A new survey from King revealed that following a difficult 12 months, which saw millions living with social restrictions and new lockdowns across the UK, it was our passions that kept many people staying positive – many Brits turned to mobile gaming and pets to help combat monotony and feelings of isolation in their day to day lives during 2020*.

A nationally representative sample of over 2,000 people across the UK were asked what ‘rescued’ them from feelings of isolation, anxiety and poor mental health in 2020, with 2 in 3 (65%) of British pet owners saying owning a pet helped their mental health during lockdown. 65% also said having a pet helped them not feel as isolated during 2020 and more than half (51%) of British pet owners said their pet ‘saved’ them in 2020.

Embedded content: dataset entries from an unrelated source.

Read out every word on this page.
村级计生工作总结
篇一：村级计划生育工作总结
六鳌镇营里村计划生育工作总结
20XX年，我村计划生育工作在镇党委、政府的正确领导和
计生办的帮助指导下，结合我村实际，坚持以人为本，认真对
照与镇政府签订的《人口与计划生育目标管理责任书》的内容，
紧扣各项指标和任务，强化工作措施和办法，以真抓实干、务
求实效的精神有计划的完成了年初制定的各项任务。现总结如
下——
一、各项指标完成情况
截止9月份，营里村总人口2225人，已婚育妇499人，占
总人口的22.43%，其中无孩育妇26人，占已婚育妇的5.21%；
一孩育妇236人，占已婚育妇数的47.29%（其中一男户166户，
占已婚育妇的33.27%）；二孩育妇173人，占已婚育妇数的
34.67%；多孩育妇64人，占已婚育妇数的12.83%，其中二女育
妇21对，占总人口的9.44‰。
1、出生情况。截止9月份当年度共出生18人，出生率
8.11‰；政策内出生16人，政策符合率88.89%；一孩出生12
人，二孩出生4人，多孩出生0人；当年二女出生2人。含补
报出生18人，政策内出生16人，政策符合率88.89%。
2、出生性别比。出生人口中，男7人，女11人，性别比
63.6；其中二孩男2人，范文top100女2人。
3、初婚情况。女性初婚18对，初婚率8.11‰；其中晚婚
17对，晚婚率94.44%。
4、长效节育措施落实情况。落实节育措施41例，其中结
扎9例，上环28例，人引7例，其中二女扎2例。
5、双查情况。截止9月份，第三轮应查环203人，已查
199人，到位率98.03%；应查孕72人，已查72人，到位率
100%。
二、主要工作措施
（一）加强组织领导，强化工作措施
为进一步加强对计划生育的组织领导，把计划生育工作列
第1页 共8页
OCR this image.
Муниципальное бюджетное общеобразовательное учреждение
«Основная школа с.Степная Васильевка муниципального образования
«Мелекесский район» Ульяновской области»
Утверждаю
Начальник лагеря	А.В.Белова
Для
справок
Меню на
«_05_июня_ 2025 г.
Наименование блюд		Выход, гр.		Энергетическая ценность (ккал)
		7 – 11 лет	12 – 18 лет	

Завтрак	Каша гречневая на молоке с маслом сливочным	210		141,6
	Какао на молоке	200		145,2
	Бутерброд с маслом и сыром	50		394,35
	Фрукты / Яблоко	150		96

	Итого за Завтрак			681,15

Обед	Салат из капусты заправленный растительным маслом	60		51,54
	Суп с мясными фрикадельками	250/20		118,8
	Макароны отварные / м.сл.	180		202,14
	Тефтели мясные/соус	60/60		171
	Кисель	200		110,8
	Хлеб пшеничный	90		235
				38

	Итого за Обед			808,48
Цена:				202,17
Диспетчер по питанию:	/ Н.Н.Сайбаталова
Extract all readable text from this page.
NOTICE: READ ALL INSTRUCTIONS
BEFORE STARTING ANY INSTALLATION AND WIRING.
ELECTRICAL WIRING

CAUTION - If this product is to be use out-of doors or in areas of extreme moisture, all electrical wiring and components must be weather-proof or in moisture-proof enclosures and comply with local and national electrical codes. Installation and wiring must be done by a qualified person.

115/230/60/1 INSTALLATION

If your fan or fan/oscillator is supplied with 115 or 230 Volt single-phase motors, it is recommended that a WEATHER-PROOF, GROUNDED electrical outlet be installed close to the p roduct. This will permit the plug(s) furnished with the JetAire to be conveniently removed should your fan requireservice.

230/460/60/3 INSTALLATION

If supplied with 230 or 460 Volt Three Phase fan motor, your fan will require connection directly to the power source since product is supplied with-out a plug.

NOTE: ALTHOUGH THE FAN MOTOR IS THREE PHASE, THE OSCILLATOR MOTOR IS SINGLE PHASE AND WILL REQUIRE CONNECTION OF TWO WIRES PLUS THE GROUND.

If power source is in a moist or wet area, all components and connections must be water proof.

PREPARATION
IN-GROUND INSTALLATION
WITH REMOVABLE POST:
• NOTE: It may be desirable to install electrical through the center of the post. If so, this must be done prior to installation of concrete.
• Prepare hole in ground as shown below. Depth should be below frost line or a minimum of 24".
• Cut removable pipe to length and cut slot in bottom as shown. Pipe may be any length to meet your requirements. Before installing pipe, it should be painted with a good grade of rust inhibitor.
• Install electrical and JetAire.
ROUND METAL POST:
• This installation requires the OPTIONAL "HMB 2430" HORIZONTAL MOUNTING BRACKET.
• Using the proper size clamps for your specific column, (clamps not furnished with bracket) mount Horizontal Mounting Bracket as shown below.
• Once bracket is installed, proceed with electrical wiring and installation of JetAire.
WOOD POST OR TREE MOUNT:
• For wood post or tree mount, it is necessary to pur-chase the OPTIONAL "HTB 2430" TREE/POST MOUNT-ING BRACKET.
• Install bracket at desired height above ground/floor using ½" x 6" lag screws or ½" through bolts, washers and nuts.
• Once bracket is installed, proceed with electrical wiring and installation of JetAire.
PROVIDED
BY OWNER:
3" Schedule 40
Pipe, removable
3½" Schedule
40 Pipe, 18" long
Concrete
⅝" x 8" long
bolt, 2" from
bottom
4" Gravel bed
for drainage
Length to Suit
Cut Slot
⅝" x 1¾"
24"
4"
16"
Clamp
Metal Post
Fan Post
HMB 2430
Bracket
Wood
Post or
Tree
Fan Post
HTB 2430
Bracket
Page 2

In addition to spending time with their pets, further King research revealed the popularity of mobile games soared, with over a third of 25-34 years olds saying they played mobile games to destress and for mindfulness. Playing mobile games came second only to going for a walk (45%) and ranked above exercise (37%), reading (33%) and having a bath (30%) as a go to mindfulness tactic in this age group.

Lina McAneney, Head of Pet Rescue Saga at King, said: “We are thrilled to be able to support Battersea and the amazing work they do with this first-of-its-kind in-game takeover in Pet Rescue Saga. We know Pet Rescue Saga has a wide and loyal fanbase who love real life animals, and we hope both seasoned and new players get behind the cause and help unlock important donations for Battersea.”

Rob Young, Head of Operations at Battersea, said: We’re excited to be working with King. Every penny donated to Battersea as a result of this partnership will go directly toward the care of our animals and others across the UK and beyond – so we hope Pet Rescue Saga’s loyal players will enjoy this opportunity to game for good and help real-life dogs and cats in need.”

Playing Pet Rescue Saga from January 11th, 2021 is a unique opportunity to make gameplay count by unlocking important donations that will help Battersea look after and rehome the thousands of animals that come through their doors each year.